The practice of protecting special trees has a long history in Thailand. The Bodhi tree is revered because the Buddha came to enlightenment while sitting beneath one in Bodh Gaya, India. Bodhi trees grow on the grounds of most every Wat in Thailand. Not only are their trunks swathed in colorful cloth, bamboo poles are placed beneath their limbs to help the tree support the weight. These so-called spirit trees (phi ton mai) are also ubiquitous in cities and villages across Thailand.
The term “spirit trees” derives from a Thai Buddhist belief that certain trees are the residence of a spirit, usually that of a deceased villager. They wrap these tree trunks in colorful cloth, construct a small spirit house at the base of the tree, and keep it supplied with candles, incense, and food offerings. Harming a phi ton mai is believed to bring misfortune, sickness, or even death upon the perpetrator. Over time, wrapping a tree in strips of colorful cloths became synonymous with protection. Today the practice is regularly employed to protect huge, old growth trees, like the one that stands at the entrance to my condominium project, seen below.
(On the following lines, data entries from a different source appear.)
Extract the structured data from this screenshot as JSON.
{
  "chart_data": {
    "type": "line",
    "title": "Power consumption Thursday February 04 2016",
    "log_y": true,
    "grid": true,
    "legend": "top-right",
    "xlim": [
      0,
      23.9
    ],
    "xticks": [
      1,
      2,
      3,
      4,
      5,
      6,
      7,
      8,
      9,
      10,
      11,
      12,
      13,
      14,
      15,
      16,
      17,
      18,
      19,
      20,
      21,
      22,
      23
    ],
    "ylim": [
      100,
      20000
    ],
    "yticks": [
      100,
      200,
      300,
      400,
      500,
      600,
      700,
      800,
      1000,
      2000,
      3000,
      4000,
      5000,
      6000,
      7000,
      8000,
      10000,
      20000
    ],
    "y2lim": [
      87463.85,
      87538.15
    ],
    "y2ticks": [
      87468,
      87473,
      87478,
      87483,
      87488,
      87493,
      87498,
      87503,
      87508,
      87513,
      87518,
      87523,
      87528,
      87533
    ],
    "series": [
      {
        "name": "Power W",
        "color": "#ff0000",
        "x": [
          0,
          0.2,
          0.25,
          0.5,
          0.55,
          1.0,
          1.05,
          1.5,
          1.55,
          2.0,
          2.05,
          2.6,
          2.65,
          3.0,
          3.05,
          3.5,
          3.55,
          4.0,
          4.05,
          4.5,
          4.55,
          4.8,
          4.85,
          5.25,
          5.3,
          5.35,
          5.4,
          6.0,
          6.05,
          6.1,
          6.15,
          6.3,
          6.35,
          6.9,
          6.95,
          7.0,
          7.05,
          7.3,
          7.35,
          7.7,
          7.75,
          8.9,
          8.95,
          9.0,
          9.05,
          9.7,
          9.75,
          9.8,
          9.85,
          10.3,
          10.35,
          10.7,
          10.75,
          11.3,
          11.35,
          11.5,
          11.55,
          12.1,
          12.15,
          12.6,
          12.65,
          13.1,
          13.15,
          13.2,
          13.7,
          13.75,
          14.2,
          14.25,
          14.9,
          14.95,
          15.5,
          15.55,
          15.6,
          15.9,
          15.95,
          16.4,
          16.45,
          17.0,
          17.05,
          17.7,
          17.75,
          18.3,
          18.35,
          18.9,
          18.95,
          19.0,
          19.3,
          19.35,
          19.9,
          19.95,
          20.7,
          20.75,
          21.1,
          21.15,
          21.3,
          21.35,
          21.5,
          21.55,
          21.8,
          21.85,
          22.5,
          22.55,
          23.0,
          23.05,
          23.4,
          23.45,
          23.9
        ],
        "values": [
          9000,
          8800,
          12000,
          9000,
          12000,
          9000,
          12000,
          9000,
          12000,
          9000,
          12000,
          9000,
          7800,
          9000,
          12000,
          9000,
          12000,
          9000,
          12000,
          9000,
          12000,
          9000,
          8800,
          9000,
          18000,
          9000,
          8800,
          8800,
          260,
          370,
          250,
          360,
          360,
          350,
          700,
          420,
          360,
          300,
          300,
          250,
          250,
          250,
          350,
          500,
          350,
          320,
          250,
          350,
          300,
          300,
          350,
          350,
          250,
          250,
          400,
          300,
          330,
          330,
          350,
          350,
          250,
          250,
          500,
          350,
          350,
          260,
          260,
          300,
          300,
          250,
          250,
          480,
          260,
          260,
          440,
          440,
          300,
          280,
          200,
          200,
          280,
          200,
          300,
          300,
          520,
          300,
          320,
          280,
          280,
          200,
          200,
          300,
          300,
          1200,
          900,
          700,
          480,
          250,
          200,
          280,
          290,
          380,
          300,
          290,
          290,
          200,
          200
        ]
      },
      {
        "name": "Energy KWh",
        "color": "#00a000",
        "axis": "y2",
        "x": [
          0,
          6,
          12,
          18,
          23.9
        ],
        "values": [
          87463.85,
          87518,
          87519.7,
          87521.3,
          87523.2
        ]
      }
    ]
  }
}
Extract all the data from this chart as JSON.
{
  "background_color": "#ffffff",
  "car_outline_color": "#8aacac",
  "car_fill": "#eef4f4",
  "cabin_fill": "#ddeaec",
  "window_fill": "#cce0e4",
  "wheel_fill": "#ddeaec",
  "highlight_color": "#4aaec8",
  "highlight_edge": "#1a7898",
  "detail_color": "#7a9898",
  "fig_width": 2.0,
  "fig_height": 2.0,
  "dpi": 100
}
If swaddling the trunks of spirit trees has long been common practice, the concept of ordaining trees is relatively new. The first tree ordination was performed in Thailand in 1988 by the monk Phrakhru Manas Natheepitak, a member of the forest tradition in northern Thailand. These Monks follow a strict regimen. They live deep in the forest, in small wooden huts that are elevated to protect them from wild animals. They walk miles each day, foraging for food as they make their way between sites to attend Dharma talks. The forest tradition monks had seen first-hand the damage caused by deforestation. They were forced to install rows of barbed wire fencing around their compounds to deter illegal loggers.
One day, Phrakhru Manas heard a story about two highway workers who had been forced to cut down a Bodhi tree. Following its felling, they suffered great misfortune. Capitalizing on superstitions that are intricately woven throughout Thai Buddhism, he began performing ordination ceremonies on trees. Once ordained, the trees were deemed untouchable. Just three years later, the governor of Chiang Mai used the same technique to protect the Dton Yaang Naa trees on Chiang Mai-Lamphun Road.
Today, members of the community tend them with great respect. Sidewalks that once entombed their roots have been torn up and the ground around them is regularly fertilized. Residents who live beneath them pay a fee of 30 baht ($1) per month to a fund that reimburses anyone who suffers damage from falling branches. The community has even attached flower boxes planted with multi-colored orchids, which burst into bloom and cascade down the trunks each spring. I walked a mile or two that day beneath their overarching crowns. I could tell they were happy. They were smiling down upon me, in all their statuesque glory.